Four alleged Latin Kings set out from Joliet on Monday to rob what they thought was a Chicago stash house loaded with bricks of cocaine.Always wary of law enforcement, the gang members had carefully planned the “lick,” according to federal charges unsealed Thursday. At a meeting a few days earlier in a Joliet tavern parking lot, they patted each other down to check for government wires, removed shoes and socks, lifted up shirts and inspected waistbands. As an added layer of caution, before heading to the drug house, they hid their handguns in the car’s air filter.
“If we get stopped, they (the police) don’t check the hood,” one of the would-be robbers was quoted as saying in a criminal complaint.
What three of the men didn’t know was that the fourth had been working undercover with federal authorities for months. The robbery was just an elaborate undercover ruse. And despite the gang members’ vigilance, much of their planning had been captured on a hidden recording device, even the pat-downs.
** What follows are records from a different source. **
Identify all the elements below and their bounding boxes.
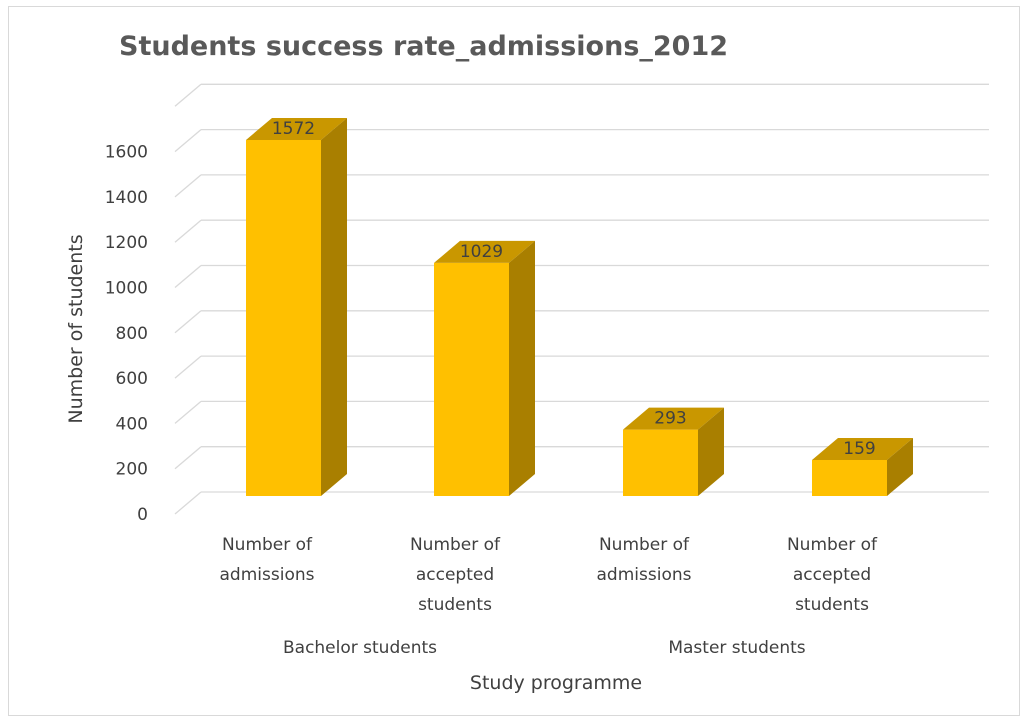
gridline-depth: [174, 174, 202, 198]
bar-side-face: [698, 407, 724, 496]
gridline-depth: [174, 400, 202, 424]
y-tick-label: 800: [116, 324, 148, 344]
category-label: students: [418, 595, 492, 615]
y-tick-label: 400: [116, 414, 148, 434]
y-tick-label: 1000: [105, 279, 148, 299]
y-tick-label: 1600: [105, 143, 148, 163]
data-label: 159: [843, 439, 875, 459]
category-labels: Number of admissions Number of accepted stud…: [220, 535, 879, 658]
gridline-depth: [174, 355, 202, 379]
bar-side-face: [509, 240, 535, 496]
category-label: Number of: [410, 535, 501, 555]
group-label: Master students: [668, 638, 805, 658]
category-label: accepted: [416, 565, 494, 585]
bar-front-face: [434, 262, 509, 496]
bar-side-face: [321, 117, 347, 496]
gridline-depth: [174, 129, 202, 153]
gridline-depth: [174, 219, 202, 243]
category-label: accepted: [793, 565, 871, 585]
bar: [623, 407, 724, 496]
x-axis-title: Study programme: [470, 672, 642, 694]
gridline-depth: [174, 265, 202, 288]
gridline-depth: [174, 446, 202, 470]
bar-side-face: [887, 437, 913, 496]
y-tick-label: 0: [137, 505, 148, 525]
category-label: Number of: [222, 535, 313, 555]
bar: [434, 240, 535, 496]
bar-front-face: [246, 139, 321, 496]
category-label: students: [795, 595, 869, 615]
chart-title: Students success rate_admissions_2012: [119, 31, 728, 62]
y-tick-labels: 0 200 400 600 800 1000 1200 1400 1600: [105, 143, 148, 525]
chart-frame: 0 200 400 600 800 1000 1200 1400 1600 1572 1029 29…: [8, 6, 1020, 716]
gridline-depth: [174, 310, 202, 334]
chart-svg: 0 200 400 600 800 1000 1200 1400 1600 1572 1029 29…: [65, 31, 989, 694]
bar-front-face: [812, 459, 887, 496]
data-label: 1572: [272, 119, 315, 139]
y-tick-label: 1400: [105, 188, 148, 208]
gridline-depth: [174, 491, 202, 515]
gridline-depth: [174, 83, 202, 107]
bar-top-face: [812, 437, 913, 460]
category-label: admissions: [220, 565, 315, 585]
bar-top-face: [246, 117, 347, 140]
bar: [812, 437, 913, 496]
y-axis-title: Number of students: [65, 234, 87, 423]
y-tick-label: 200: [116, 460, 148, 480]
category-label: admissions: [597, 565, 692, 585]
data-labels: 1572 1029 293 159: [272, 119, 876, 459]
group-label: Bachelor students: [283, 638, 437, 658]
y-tick-label: 1200: [105, 233, 148, 253]
bar: [246, 117, 347, 496]
category-label: Number of: [599, 535, 690, 555]
bar-front-face: [623, 429, 698, 496]
category-label: Number of: [787, 535, 878, 555]
data-label: 293: [654, 409, 686, 429]
data-label: 1029: [460, 242, 503, 262]
y-tick-label: 600: [116, 369, 148, 389]
bar-top-face: [434, 240, 535, 263]
bar-top-face: [623, 407, 724, 430]
bars: [246, 117, 913, 496]
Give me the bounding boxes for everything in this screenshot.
The three, Justin “Fatman” Davila, 23, his brother Jason, 21, and their associate Nieko “Yogi” Hadley, 20, were arrested outside a gas station near Romeoville after they had grown suspicious they were under surveillance by law enforcement. Each was charged with conspiracy to distribute cocaine.
Their arrests were just one part of a sweeping, two-year narcotics investigation targeting the Latin Kings and their drug distribution networks stretching from Mexico to the west and southwest suburbs and into Chicago’s West Side, authorities said. In all, 26 of the gang’s alleged members and associates were facing federal narcotics charges. State charges were filed against 17 others in Cook and Will counties, authorities said.
At the centre of the case was the daring and exhaustive undercover work done by the same federal agent who was able to infiltrate multiple factions of the notoriously violent street gang and gain the trust of high-ranking members over a long period of time, said Assistant U.S. Attorney Tiffany Tracy.
“The work this agent did was very, very dangerous,” Tracy said.
One of the rings infiltrated by the agent was led by Alan “Ghost” Cisneros, 27, of Summit, identified by prosecutors as the Midwest leader of the gang’s nationwide network until his May arrest.
Another alleged leader, Damian Rivera, 31, of Burbank, was targeted in 2011 after customs agents on the Texas-Mexico border discovered nearly 2 tons of marijuana hidden in furniture on a tractor-trailer, prosecutors said. The shipment was bound for a Chicago-area company marked “D. Rivera Construction.”
Eight days after the seizure, one of the confidential informants recorded Rivera worrying whether the narcotics could be tied to him, according to the charges. Rivera allegedly told the informant he had all the receipts for the furniture as well as documents to prove he was a legitimate businessman.
“They wanna investigate me, where I’m getting my money from, well I’m a union carpenter,” Rivera allegedly boasted.